Étiez-vous amer lorsque vous avez quitté le Dinamo après 11 saisons ?- Je n’aimais pas l’injustice et au Dinamo, il y avait souvent des joueurs qui ne méritaient pas d’être choisis par ce club. Je ne veux pas donner des noms, mais je n’aimais pas qu’un joueur vienne pour remplacer un autre meilleur que lui. Alors ils ont décrété que j'avais mauvais caractère et cela m’a beaucoup desservi. Le Dinamo a été assez incorrect envers nous, les joueurs expérimentés. L’entraîneur Bazic nous a tout simplement éliminés : Blaskovic, Miljkovic et moi. Je suis donc parti au Metros Croatia de Toronto pour une courte période et on a gagné la coupe. J’ai joué contre Pelé, j’ai été approché par le Cosmos de New York, mais j’ai refusé. J’avais une femme et un enfant à la maison. Finalement, j’étais satisfait de la compensation que j’ai reçue à Brest. Et le Dinamo ? Non, je n’étais pas satisfait, j’étais un grand supporter du Dinamo, et nous, les locaux, nous avons toujours eu moins de succès dans ce club. C’était de ma faute, j'ai demandé trop peu, car j’étais un vrai supporter et un vrai “Dinamovac”. J’y ai joué pendant onze ans et j’ai absolument mérité le statut de légende du club. On ne peut pas dire que les joueurs qui y ont passé un an ou deux sont des légendes, même s’ils s’appellent Boban ou Suker. Ils ont fait leurs carrières dans d’autres clubs, et moi, j’ai tout donné au Dinamo. Le Dinamo a pris de l’argent de mon transfert, et je crois que je n’ai pas mérité qu’ils prélèvent 60 000 dollars des 200 000 qui me revenaient, lors de mon départ… J’ai passé onze années au Dinamo et j'ai beaucoup donné au club. J’ai été déçu : nous avions reçu des appartements de la part du club, mais nous avons dû les racheter. Je crois que le Dinamo ne voit pas encore qui sont les vrais “Dinamovac”.

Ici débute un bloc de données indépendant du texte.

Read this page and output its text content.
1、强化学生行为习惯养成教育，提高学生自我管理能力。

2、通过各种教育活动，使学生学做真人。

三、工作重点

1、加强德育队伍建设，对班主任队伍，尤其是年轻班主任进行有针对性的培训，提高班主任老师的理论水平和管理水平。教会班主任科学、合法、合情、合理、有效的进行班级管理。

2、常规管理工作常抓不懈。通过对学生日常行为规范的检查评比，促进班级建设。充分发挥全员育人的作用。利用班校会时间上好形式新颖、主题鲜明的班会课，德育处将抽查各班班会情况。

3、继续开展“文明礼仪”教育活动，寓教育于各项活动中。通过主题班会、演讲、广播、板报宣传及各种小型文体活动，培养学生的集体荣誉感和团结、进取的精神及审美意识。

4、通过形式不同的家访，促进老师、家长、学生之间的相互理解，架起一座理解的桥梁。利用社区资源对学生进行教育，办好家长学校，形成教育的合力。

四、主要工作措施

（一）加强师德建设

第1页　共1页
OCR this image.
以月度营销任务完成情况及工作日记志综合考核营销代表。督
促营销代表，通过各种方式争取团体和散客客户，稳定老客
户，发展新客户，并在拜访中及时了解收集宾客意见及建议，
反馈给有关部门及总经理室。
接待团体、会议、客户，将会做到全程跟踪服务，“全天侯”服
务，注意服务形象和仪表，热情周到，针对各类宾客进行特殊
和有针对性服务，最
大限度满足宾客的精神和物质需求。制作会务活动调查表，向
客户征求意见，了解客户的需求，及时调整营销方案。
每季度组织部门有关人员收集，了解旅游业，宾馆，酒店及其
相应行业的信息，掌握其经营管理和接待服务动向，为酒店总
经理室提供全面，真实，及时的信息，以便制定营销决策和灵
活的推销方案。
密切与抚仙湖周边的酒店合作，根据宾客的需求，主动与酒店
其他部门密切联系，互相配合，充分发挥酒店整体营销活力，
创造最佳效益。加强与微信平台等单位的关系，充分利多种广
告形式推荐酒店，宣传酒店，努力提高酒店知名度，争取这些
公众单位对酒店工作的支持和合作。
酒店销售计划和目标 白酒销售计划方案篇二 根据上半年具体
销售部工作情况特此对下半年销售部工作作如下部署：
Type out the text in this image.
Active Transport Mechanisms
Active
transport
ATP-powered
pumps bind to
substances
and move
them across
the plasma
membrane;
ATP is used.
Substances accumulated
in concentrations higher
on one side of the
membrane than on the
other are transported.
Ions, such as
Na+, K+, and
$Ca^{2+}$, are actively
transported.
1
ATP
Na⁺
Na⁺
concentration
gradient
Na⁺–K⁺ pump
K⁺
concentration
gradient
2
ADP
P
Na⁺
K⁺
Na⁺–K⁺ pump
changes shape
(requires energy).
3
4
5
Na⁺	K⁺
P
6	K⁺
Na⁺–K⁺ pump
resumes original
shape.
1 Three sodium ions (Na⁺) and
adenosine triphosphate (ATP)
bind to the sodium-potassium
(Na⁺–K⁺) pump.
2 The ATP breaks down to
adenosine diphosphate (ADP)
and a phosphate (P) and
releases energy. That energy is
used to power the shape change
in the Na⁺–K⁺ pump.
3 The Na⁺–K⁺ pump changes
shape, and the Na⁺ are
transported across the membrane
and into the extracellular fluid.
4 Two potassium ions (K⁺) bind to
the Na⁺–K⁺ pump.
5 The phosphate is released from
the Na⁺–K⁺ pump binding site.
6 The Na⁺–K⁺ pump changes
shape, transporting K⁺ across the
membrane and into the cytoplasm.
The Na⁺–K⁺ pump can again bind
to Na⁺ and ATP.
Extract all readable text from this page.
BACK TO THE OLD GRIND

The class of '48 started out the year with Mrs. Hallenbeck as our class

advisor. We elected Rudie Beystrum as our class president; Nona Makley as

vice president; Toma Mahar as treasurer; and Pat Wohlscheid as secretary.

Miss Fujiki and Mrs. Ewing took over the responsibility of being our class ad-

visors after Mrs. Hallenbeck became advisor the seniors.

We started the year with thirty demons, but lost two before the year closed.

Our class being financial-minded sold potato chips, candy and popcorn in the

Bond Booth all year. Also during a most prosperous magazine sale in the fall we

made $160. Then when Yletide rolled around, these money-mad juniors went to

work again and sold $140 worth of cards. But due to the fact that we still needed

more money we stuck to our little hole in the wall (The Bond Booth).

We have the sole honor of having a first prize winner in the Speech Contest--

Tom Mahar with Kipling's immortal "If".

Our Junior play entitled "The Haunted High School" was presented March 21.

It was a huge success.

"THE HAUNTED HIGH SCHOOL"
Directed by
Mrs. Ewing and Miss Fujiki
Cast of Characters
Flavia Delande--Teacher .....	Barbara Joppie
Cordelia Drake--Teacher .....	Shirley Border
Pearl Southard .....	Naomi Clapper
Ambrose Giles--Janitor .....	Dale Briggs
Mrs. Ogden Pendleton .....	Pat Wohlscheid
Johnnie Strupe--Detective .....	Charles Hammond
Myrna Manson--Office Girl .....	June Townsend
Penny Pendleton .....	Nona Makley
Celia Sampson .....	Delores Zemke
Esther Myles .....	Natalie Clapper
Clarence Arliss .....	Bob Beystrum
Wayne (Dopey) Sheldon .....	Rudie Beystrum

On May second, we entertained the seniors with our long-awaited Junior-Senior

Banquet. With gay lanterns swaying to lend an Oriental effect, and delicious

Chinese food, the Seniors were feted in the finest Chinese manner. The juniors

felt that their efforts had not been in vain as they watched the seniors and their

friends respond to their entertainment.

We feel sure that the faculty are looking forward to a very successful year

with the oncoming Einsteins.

Vous étiez gaucher, mais pas un gaucher naturel, plutôt “formé”. Est-ce vrai ?- Oui ! Comment suis-je devenu gaucher ? Je ne savais rien faire avec ma jambe gauche, mais comme jeune joueur, j'ai été mis sur l’aile gauche et j’ai commencé à m’entraîner comme un fou. J’ai appris à jouer et à feinter avec les deux jambes. On peut progresser beaucoup avec suffisamment de travail. C’est-à-dire que si on travaille assez, on peut apprendre tout, sauf la vitesse.
Vos meilleurs matchs pour le Dinamo étaient contre l'Hajduk, mais beaucoup de gens ne savent pas que vous avez joué pour Hajduk également…- L'Hajduk s’est intéressé à moi. Je suis même allé en tournée avec l'Hajduk en Amerique du Nord. J’ai passé dix jours avec eux. Ivica Surjak et Jurica Jerkovic étaient là avec la sélection nationale, et moi, j’étais invité, même si j’étais en train de récupérer après une blessure. J’ai reçu une récompense comme tous les joueurs de l'Hajduk, le club a été très honnête. Mais, mes meilleurs matchs étaient effectivement contre l'Hajduk. J’ai marqué pendant la célèbre rencontre de mai 1979, quand on a gagné à Plinara par 2:1 grâce à mon but à la dernière minute. On a triomphé contre l'Hajduk 5:1 également à Split, et une fois on a emporté la victoire 3:2 après avoir été menés 0:2.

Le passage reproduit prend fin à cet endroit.